If I were to name my musical ideal, or if I were to be compared to one musician, it would be Neil Young. So versatile yet so distinctive, combining the warmth and homey-ness of folk and Americana with the grit and edge of rock ‘n roll, he hits my musical sweet spot perfectly, and this songs is, without a doubt, my favorite. His guitar work is capable and skilled without being showy or losing any musicality, with a warmth that comes through like the sun on a cool day. Combine that with a voice that, with such distinctive timber and a wisdom that belies its age (24 at the time), sounds like creaky boards on an old bridge, and lyrics tainted with lament and regret, and you have a perfect autumnal masterpiece.
Continuing with that theme of regret, The Weakerthans’ debut album’s eponymous track is a litany of those things we let pass us by, from failed opportunities to a fleeting sense of happiness that we try desperately to cling to. It’s a song filled with “lists of I meant-to-says” and resignations. Where Young adds a hint of anger to his song, The Weakerthans’ John K. Sampson simply lends a shrug.

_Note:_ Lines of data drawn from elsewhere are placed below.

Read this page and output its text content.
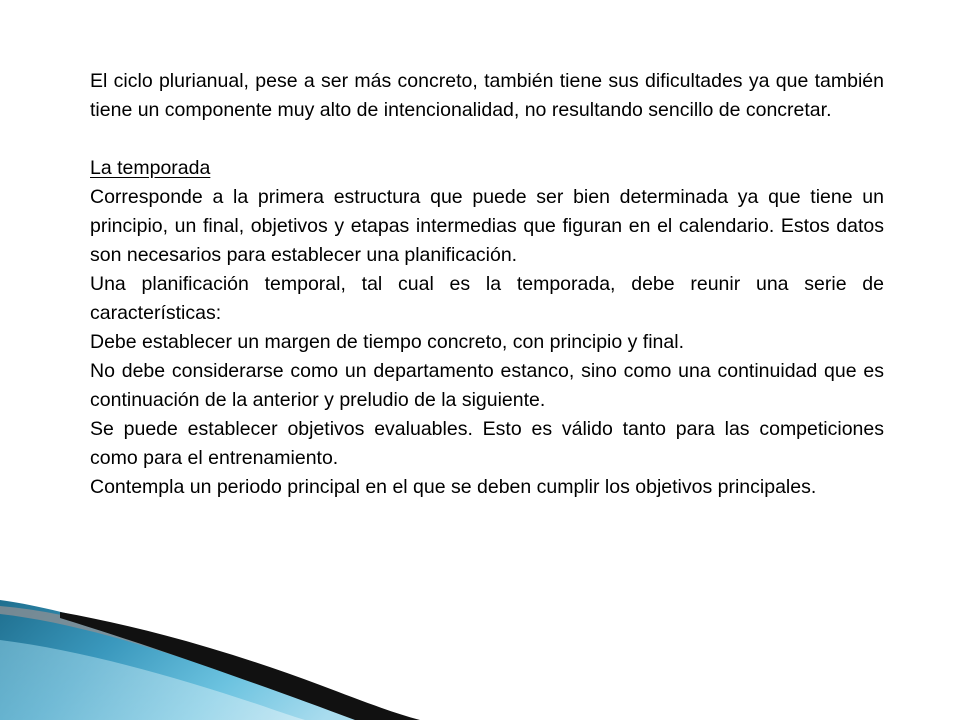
El ciclo plurianual, pese a ser más concreto, también tiene sus dificultades ya que también tiene un componente muy alto de intencionalidad, no resultando sencillo de concretar.

La temporada

Corresponde a la primera estructura que puede ser bien determinada ya que tiene un principio, un final, objetivos y etapas intermedias que figuran en el calendario. Estos datos son necesarios para establecer una planificación.

Una planificación temporal, tal cual es la temporada, debe reunir una serie de características:

Debe establecer un margen de tiempo concreto, con principio y final.

No debe considerarse como un departamento estanco, sino como una continuidad que es continuación de la anterior y preludio de la siguiente.

Se puede establecer objetivos evaluables. Esto es válido tanto para las competiciones como para el entrenamiento.

Contempla un periodo principal en el que se deben cumplir los objetivos principales.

Even if he weren’t a famous example of an artist who peaked early and left our mortal coil before he was ever full appreciated, Nick Drake’s music always embodied the autumnal, filled with quiet yearnings and desperation. The cascading guitar drifts aimlessly, never landing or coming to a conclusion. Combined with his lovely Scottish lilt, and the weeping cello, this is the perfect song to accompany any fall drive.
There’s a definite sense of exhaustion to the season, as if the summer has taken everything out of the world; its breathing has become more steady and its moving more deliberate. It’s the loss and impending death of the season, though, that reminds us of all that we’re going to lose when we get to the end of that “moonlight mile,” and because of that, we cling to it that much tighter. The verses to this song are so cold and unwelcoming, until the warmth of the chorus gives us anything to hold on to. We realize that everything, the winter and the summer, life and death, love and hate, are all fleeting, and we just need to find that one constant to accompany us on the turbulent journey. “I am just living to be dying by your side.”
No song has ever painted a picture or evoked a time and feeling for me as vividly as this song. Maybe it’s the sense of history from a purely human perspective – it’s the tale of the waning days of the Confederacy at the end of the American Civil War as remembered by a poor Tennessee farmer. Maybe it’s the tears on the edge of Robertson’s voice, or the fact that he sounds nostalgic about a bitter defeat. For whatever reason, it makes me mourn the loss of a cause I completely disagreed with, but is tied to the spirit and history of our country none the less. It’s a song that feels both timeless and inexorably steeped in history.
About five years ago, I was sitting in the bar of the old location of the Bottom Lounge on Sheffield in Chicago, waiting for the next band to come on. I was there specifically to see Lucero, but one of the openers was William Elliott Whitmore, who I’d never heard of. All of a sudden, from the next room, I hear the same sound that you’re hearing: a dingy but soulful voice soaked in whiskey along with a twanging banjo, often accompanied by a percussive stomp on the stage. In short, I hear something amazing. And then I go into the next room, and I see that this is who is making this music:

Not what I expected, to say the least. It ceases to amaze me how such a young man can evoke such a sense of age and wisdom, of being so beaten down and buried into the hard farm dirt of his home. Any song of his is eternally autumnal, but I had to go with the one that ends with the smoke-choking death rattle.
Apparently, 1969 is the most autumnal year. 33% of this list was released that year: The Band’s “The Night They Drove Old Dixie Down” and Neil Young’s “Everybody Knows This is Nowhere”, and this song, which was apparently written for everyone. Like most other songs on this list, it focuses on our shortcomings, on the things that, no matter how hard we try, we inevitably fail at. And like most other songs on this list, it is deeply tied to the land and history, tangled up like gnarled roots.
Autumn is a singular season, not only in that it is unique and universal in the feelings and images it evokes, but in that those feelings and images are so limited. When one mentions other seasons, different people will have disparate interpretations, depending on their experiences, but autumn is truly universal. Everyone knows what an autumn day feels like: that simultaneous rush of comfort and pleasure, with disaster and despair just nipping at your heals, warded off only by the sound of an acoustic guitar playing somewhere in the distance.





Great call with Everybody Knows This is Nowhere. I love that album, and even the cover art is perfect for the season! Harvest would have been the popular choice to go with but I’m glad you chose this one. Round and Round (It Won’t Be Long) is another track that would fit nicely I think.
Still looking forward to that Bob Ross article we discussed. I hope this introduction was just a preview of something great to come.